ジ:お前と―――後、三人・・・我矛羅に、真沙螺・紫苑・・・・いづれ、引導を渡さねば、いけないのだからぁ・・・

団:ク・・・・・ッ!!

 

ジ:(多重の―――幻影!!) だが・・・・逃しはしないッ!!           =コール・ハーケン=

 

団:ぅ―――ぐぅお!!

ジ:ナニっ―――?!

 

フ―――――・・            ・・ひゅう    ぅ・・ ・・             ・・  

 

ジ:総て――――消えた・・・。

  (・・・・と、いうことは、本体は、ここではなかったのか?)  ん―――?・・・・これは・・・(ヌル・・・)  ・・・・血。

 

  (それにしても・・・・あの男の他に、仲間がいたはずだけど・・・・今では、その気配も全くない・・・・)

  ま、まさか?!!

 

 

〔眼前の、敵の幻影を、自己の武器『エルブ』にて、総てを打ち払うジィルガ。

しかし・・・・その総てを打ち払ったものの―――それと、ほぼ同じくして消えた―――侵入者達、全員の気配・・・・。

 

その事実に突き当たり、よぎってしまった不安―――そのまま、セキュリティ・ルームへと足を運ぶジィルガ・・・・

すると―――〕

 

 

ジ:(おかしい・・・どこにも、変化は――――ない? どうして――――だと、したなら、ここへ一体何をしに―――?

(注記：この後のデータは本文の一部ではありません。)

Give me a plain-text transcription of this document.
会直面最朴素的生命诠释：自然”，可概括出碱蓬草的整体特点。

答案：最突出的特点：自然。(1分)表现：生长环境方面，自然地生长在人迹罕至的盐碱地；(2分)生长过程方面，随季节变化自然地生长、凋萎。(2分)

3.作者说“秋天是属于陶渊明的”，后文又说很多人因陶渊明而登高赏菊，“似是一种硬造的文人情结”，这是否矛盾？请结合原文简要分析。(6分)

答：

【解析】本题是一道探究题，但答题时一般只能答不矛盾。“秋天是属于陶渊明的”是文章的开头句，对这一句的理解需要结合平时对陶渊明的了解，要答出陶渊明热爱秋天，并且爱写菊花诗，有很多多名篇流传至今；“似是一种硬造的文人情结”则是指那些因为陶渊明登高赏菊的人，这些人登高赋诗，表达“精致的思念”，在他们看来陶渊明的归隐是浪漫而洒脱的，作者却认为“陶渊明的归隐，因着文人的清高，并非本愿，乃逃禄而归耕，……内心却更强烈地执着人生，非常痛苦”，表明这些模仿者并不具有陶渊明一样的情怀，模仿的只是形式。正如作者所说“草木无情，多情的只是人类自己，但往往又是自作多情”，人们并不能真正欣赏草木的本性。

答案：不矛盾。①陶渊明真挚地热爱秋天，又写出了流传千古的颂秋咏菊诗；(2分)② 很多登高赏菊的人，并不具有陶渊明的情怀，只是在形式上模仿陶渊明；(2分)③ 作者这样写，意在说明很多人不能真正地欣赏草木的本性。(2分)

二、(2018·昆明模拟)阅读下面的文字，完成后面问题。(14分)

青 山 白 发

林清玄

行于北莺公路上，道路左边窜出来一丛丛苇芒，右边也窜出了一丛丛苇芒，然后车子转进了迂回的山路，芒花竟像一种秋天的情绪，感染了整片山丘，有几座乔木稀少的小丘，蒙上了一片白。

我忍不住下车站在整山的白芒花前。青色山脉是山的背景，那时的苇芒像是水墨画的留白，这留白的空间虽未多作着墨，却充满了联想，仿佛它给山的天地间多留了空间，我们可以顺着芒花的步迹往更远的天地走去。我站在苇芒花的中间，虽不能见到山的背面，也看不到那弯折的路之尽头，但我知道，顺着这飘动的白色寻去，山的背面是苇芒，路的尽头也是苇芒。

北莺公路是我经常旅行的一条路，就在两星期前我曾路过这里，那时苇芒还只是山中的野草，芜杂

  わざわざその身を、危険に晒す事もないだろうに――――)

  う・・・・ん??

 

 

〔そう・・・・そこにあったのは、いつも見慣れた光景・・・。

しかし、ある異常を目撃してしまうのです、その異常とは―――? その部屋の端末にある、接続部付近の―――ホコリ――――

なぜか、そこだけが、不自然にも、一部なくなっていたのです。〕

 

 

ジ:ま・・・・まさか(カチ―――・・) “パス・ワード”・・・・“履歴”・・・・

 

  は――――っ!   そう・・・・既に・・・・してやられた後・・・・。

  だから、ここには、もうとどまっておく必要もなくなった―――と、いうわけ・・・。(フ――・・・っ、負けたわ)

 

 

〔そして―――もしやと思い、急いでその端末を立ち上げ、自分のパス・ワードを入れるジィルガ・・・・・

その履歴を見るにあたり、自分の負けを認めたようです。